Antibiotic resistance and decreased susceptibility to disinfectants are not usually associated in microorganisms, but we have found an exception to this rule: P. aeruginosa versus orthophthalaldehyde ...(OPA).
Bactericidal effect of OPA was measured at 10 minutes on endodoncy files contaminated with an ATCC strain (control) or 206 strains of P. aeruginosa recently isolated from 206 ICU and paraplegic patients in a tertiary university hospital, in two consecutive years.
Differences in bactericidal effect of OPA were found between the strains isolated each year (decreased susceptibility in the first period), but in both years the statistical differences (p < 0.05) were maintained according to whether the strains were "susceptible" to antibiotics, "resistant" (to one family of antibiotics) or "multi-resistant" (resistant to more than one family of antibiotics), exhibiting a reduction in their OPA susceptibility in parallel to an increase of their antibiotic resistance. In contrast, there were no differences depending on the type of sample (sputum, urine, faeces, pharynx) or of patient (paraplegic or ICU: adult, newborn, burn). Finally we selected 15 strains with an OPA effect below 3.5 log10 at 10 minutes and repeated the study with an OPA exposure of 15 minutes. In these conditions OPA showed a total bactericidal effect on these P. aeruginosa strains.

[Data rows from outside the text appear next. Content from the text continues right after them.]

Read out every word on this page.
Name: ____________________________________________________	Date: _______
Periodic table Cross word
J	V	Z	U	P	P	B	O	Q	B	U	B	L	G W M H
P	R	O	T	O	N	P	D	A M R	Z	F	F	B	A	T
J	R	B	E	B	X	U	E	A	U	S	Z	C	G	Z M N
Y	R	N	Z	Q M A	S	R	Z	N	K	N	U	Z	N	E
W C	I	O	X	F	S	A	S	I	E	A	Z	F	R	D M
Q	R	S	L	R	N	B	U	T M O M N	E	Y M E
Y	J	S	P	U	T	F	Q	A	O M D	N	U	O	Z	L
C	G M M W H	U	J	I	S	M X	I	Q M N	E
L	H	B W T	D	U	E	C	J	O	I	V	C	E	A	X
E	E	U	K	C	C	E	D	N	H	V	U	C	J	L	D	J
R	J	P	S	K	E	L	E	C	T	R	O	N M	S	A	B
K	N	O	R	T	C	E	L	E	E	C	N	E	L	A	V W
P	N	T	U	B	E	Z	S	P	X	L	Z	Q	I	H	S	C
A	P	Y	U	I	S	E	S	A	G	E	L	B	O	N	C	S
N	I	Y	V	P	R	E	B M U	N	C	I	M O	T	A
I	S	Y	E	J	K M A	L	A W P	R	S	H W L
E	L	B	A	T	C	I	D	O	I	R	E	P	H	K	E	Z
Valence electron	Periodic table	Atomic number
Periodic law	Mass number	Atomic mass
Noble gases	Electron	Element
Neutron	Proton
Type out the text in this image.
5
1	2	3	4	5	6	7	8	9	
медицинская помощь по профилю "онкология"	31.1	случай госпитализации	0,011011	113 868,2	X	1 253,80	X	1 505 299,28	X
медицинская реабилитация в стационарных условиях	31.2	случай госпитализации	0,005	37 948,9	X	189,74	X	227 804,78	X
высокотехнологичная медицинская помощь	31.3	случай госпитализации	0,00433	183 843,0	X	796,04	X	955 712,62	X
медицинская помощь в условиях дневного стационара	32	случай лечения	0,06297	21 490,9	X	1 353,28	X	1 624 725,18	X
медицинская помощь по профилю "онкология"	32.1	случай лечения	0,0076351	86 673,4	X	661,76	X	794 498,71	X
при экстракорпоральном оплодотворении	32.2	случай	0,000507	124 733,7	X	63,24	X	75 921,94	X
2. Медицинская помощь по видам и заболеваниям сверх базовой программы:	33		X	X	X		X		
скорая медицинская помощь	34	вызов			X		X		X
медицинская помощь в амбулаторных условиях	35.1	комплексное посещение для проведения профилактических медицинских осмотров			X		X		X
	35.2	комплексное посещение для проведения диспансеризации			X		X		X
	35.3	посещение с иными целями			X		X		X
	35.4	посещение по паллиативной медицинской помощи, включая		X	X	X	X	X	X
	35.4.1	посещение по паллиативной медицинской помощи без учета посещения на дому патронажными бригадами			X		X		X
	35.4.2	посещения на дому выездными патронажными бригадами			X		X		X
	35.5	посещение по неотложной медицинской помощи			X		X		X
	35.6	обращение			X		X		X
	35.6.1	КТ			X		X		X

There was an association between antibiotic resistance and decreased OPA susceptibility. This normally does not require an increase in disinfection time, but, for endoscope disinfection or instruments from colonized/infected patients with resistant/multiresistant P. aeruginosa, we consider it better to use 15 min of OPA. Regular tests (e.g., once every 12 months) with germ-carriers, should be performed to assess ecological changes in susceptibility to high level disinfectants and must include not only ATCC strains, but also recently isolated microorganisms with different antibiotic sensitivities (susceptible, resistant and multi-resistant).